Kabarjatim.id | Pasuruan -Dalam upaya memperkuat semangat kebangsaan dan memperdalam pemahaman masyarakat terhadap nilai-nilai dasar kehidupan berbangsa dan bernegara, Dra. Hj. Anisah Syakur, M.Ag menggelar kegiatan sosialisasi Empat Pilar Kebangsaan dengan pengurus, komite, dan dewan guru Riyadlul ulum Bangil di Gedung Putih Kiduldalem Kecamatan Bangil Kabupaten Pasuruan, (22/4). Kegiatan ini merupakan bagian dari komitmennya sebagai tokoh masyarakat sekaligus wakil rakyat dalam menjaga keutuhan Negara Kesatuan Republik Indonesia (NKRI).
Empat Pilar Kebangsaan yang terdiri dari Pancasila, Undang-Undang Dasar Negara Republik Indonesia Tahun 1945, Negara Kesatuan Republik Indonesia, dan Bhinneka Tunggal Ika menjadi fokus utama dalam sosialisasi tersebut. Dalam sambutannya, Anisah Syakur menyampaikan bahwa keempat pilar ini bukan sekadar konsep normatif, tetapi merupakan landasan yang harus dipahami, dihayati, dan diamalkan dalam kehidupan sehari-hari oleh setiap warga negara.
“Kita hidup dalam masyarakat yang majemuk. Tanpa pemahaman yang kuat terhadap Empat Pilar Kebangsaan, kita akan mudah terpecah. Pancasila adalah ideologi yang menyatukan perbedaan, UUD 1945 adalah dasar hukum yang mengatur kehidupan bernegara, NKRI adalah bentuk final negara kita, dan Bhinneka Tunggal Ika adalah semboyan pemersatu yang harus terus dijaga,” ujar Dra. Hj. Anisah Syakur, M.Ag di hadapan peserta sosialisasi.

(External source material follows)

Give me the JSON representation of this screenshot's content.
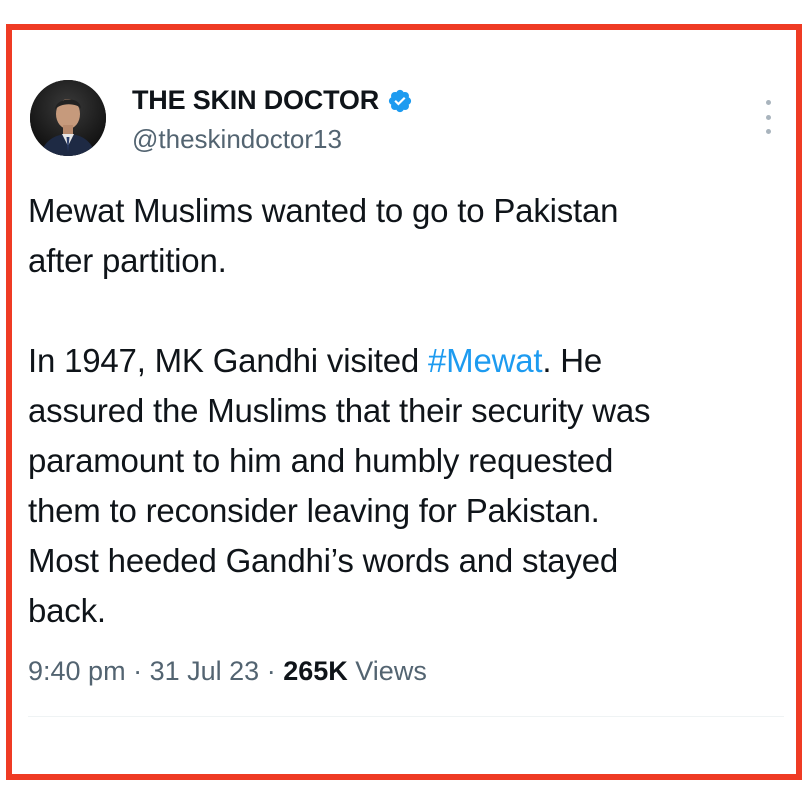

Ia juga menekankan bahwa tantangan kehidupan berbangsa ke depan semakin kompleks, terutama dengan masuknya berbagai informasi dari luar melalui teknologi digital. Oleh karena itu, menurutnya, penting bagi masyarakat untuk memperkuat literasi kebangsaan agar tidak mudah terpengaruh oleh paham-paham yang bertentangan dengan nilai-nilai Pancasila.
Sosialisasi ini tidak hanya berlangsung secara satu arah. Masyarakat yang hadir pun diberikan kesempatan untuk berdialog dan menyampaikan pandangan mereka terkait kondisi kebangsaan saat ini. Beberapa warga mengungkapkan keprihatinan mereka terhadap maraknya disinformasi dan polarisasi yang terjadi di media sosial, yang dinilai dapat memicu perpecahan antar kelompok masyarakat.
Menanggapi hal tersebut, Dra. Hj. Anisah Syakur, M.Ag menegaskan bahwa salah satu solusi yang bisa dilakukan adalah dengan memperkuat pendidikan karakter sejak dini, baik di lingkungan keluarga, sekolah, maupun masyarakat. “Pendidikan karakter harus menjadi prioritas. Anak-anak kita harus dikenalkan pada nilai-nilai kebangsaan sejak kecil agar tumbuh menjadi generasi yang cinta tanah air dan siap menjaga persatuan,” tambahnya.
Kegiatan sosialisasi ini mendapat sambutan hangat dari masyarakat. Banyak peserta yang mengapresiasi langkah nyata Anisah Syakur dalam turun langsung ke tengah masyarakat dan memberikan edukasi kebangsaan secara langsung. Mereka berharap kegiatan serupa bisa terus dilakukan secara rutin agar semangat nasionalisme tetap terjaga di tengah berbagai tantangan zaman.
Dengan penuh semangat, Dra. Hj. Anisah Syakur, M.Ag menutup kegiatan tersebut dengan harapan bahwa masyarakat akan menjadi agen-agen perubahan yang turut menjaga nilai-nilai luhur bangsa. “Mari kita jaga Indonesia ini bersama, dimulai dari hal kecil: memahami, mengamalkan, dan menyebarkan semangat Empat Pilar Kebangsaan di lingkungan sekitar kita,” pungkasnya. (Adr/Red).